When I read the first sentence, perhaps because Art was capitalized, I thought we were talking about a man named Art (like Art Garfunkle). Maybe "Dancing's the gateway to sin?"

The second sentence took me a while to parse. Maybe simplify somehow?
Papa’d have a heart-attack if he was still alive?

The vein surfaces on command, just like a woman should.--i didn't understand this. A woman might be obedient, but she doesn't surface on command (a submarine might surface on command).

God help me, they're drawing on the asphalt with chalk--if they hadn't been drawing previously, then why did he mention art previously?
 


Posted by Osiris (Member # 9196) on :
 
Hi,

I finally finished a first draft of this, and I'm looking for an alpha read or two. Mostly to answer 'does this story work', as writing first person present from an antagonist's POV is something I've never done before.

The first draft is 2k in length, and I'm happy to return the favor. Any takers?
 
Posted by Merlion-Emrys (Member # 7912) on :
 
It may take me a little longer than usual but you can send it to me.
 
Posted by Nick T (Member # 8052) on :
 
Not sure if I've done a story for you before. Fire away.
 
Posted by Denevius (Member # 9682) on :
 
flash fiction always runs the risk of leaving too many unanswered questions. if i'm reading these lines correctly, seems like the narrator is about to go poastal on the people dancing outside his window. if i'm right about that, then that's kool, but i tink it might be tricky to make his reaction seem convincing in a 1000 words. this guy isn't just suddenly flipping out, he seems methodical. but then, why now? is this the first time, or has he done this before?
 
Posted by Osiris (Member # 9196) on :
 
@Nick, thank you for the offer, I have sent a revised version of the manuscript to you.

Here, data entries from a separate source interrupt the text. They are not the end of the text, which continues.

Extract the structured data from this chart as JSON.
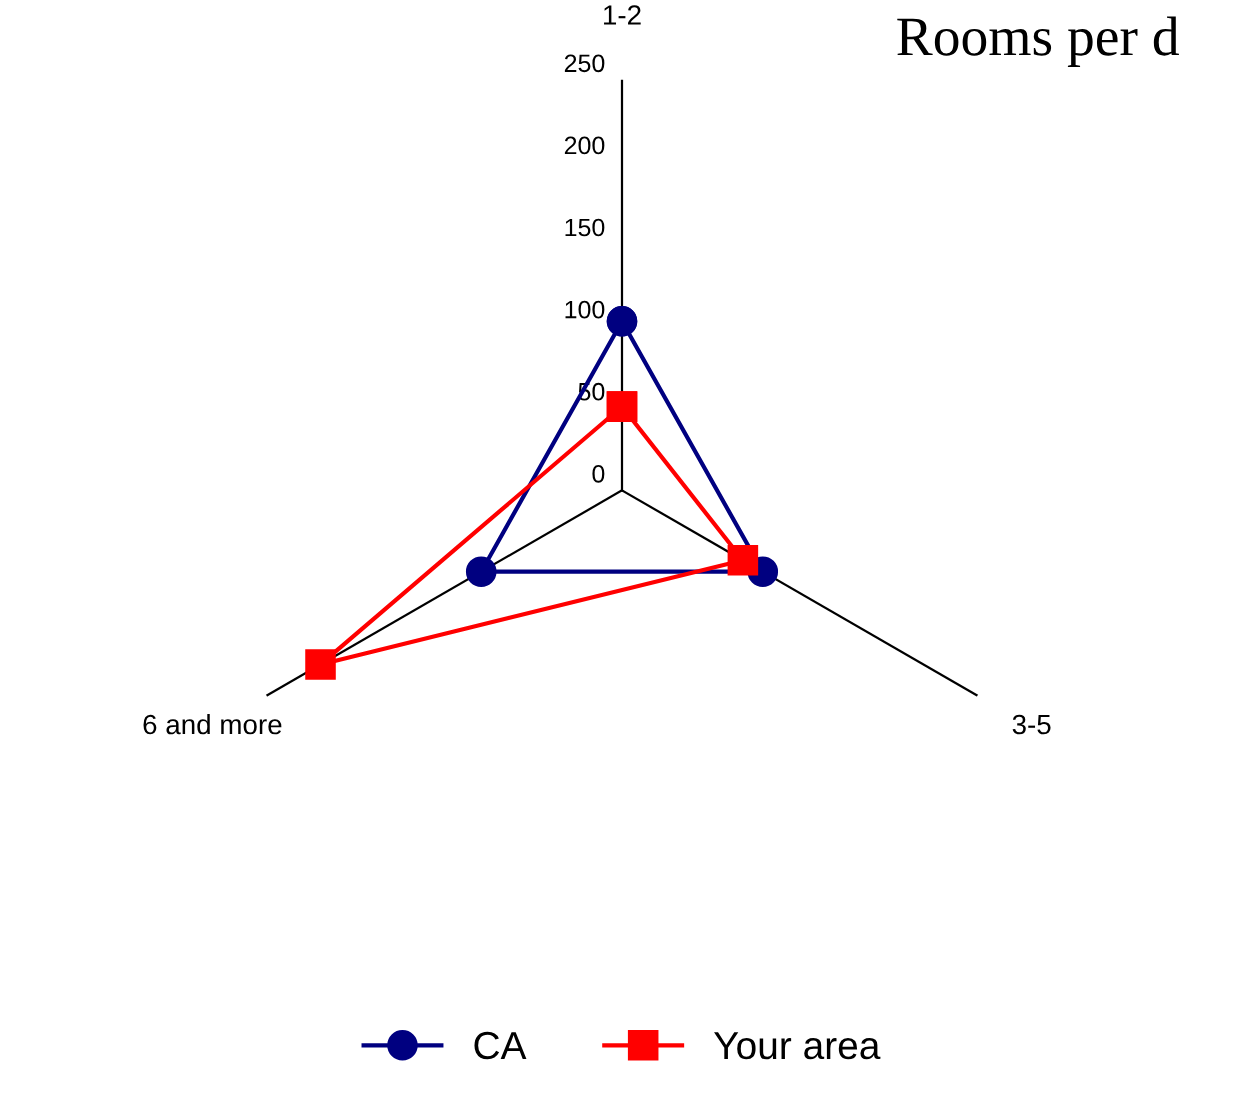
{
  "chart_data": {
    "type": "radar",
    "title": "Rooms per d",
    "categories": [
      "1-2",
      "3-5",
      "6 and more"
    ],
    "ylim": [
      0,
      250
    ],
    "yticks": [
      0,
      50,
      100,
      150,
      200,
      250
    ],
    "grid": "x",
    "legend": "bottom",
    "series": [
      {
        "name": "CA",
        "color": "#000080",
        "marker": "circle",
        "values": [
          103,
          99,
          99
        ]
      },
      {
        "name": "Your area",
        "color": "#ff0000",
        "marker": "square",
        "values": [
          51,
          85,
          212
        ]
      }
    ]
  }
}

@Denevius, the draft ended up being a hair over 2k, and I don't think it could've been any shorter than this. As you said, it'd come off as unbelievable if he just went outside and killed the people right away. Even at 2k, some questions are left unanswered, but they aren't the ones that are critical to plot.
 
Posted by Denevius (Member # 9682) on :
 
if you're interested in more readers, i'll take a look at it.
 
Posted by Osiris (Member # 9196) on :
 
Thanks Denevius, I sent you the manuscript.
 
Posted by micmcd (Member # 7977) on :
 
For some reason, the first contraction bothered me. Otherwise it is quite interesting. Also, the title is SUPER MEGA AWESOME. Seriously, I love the title.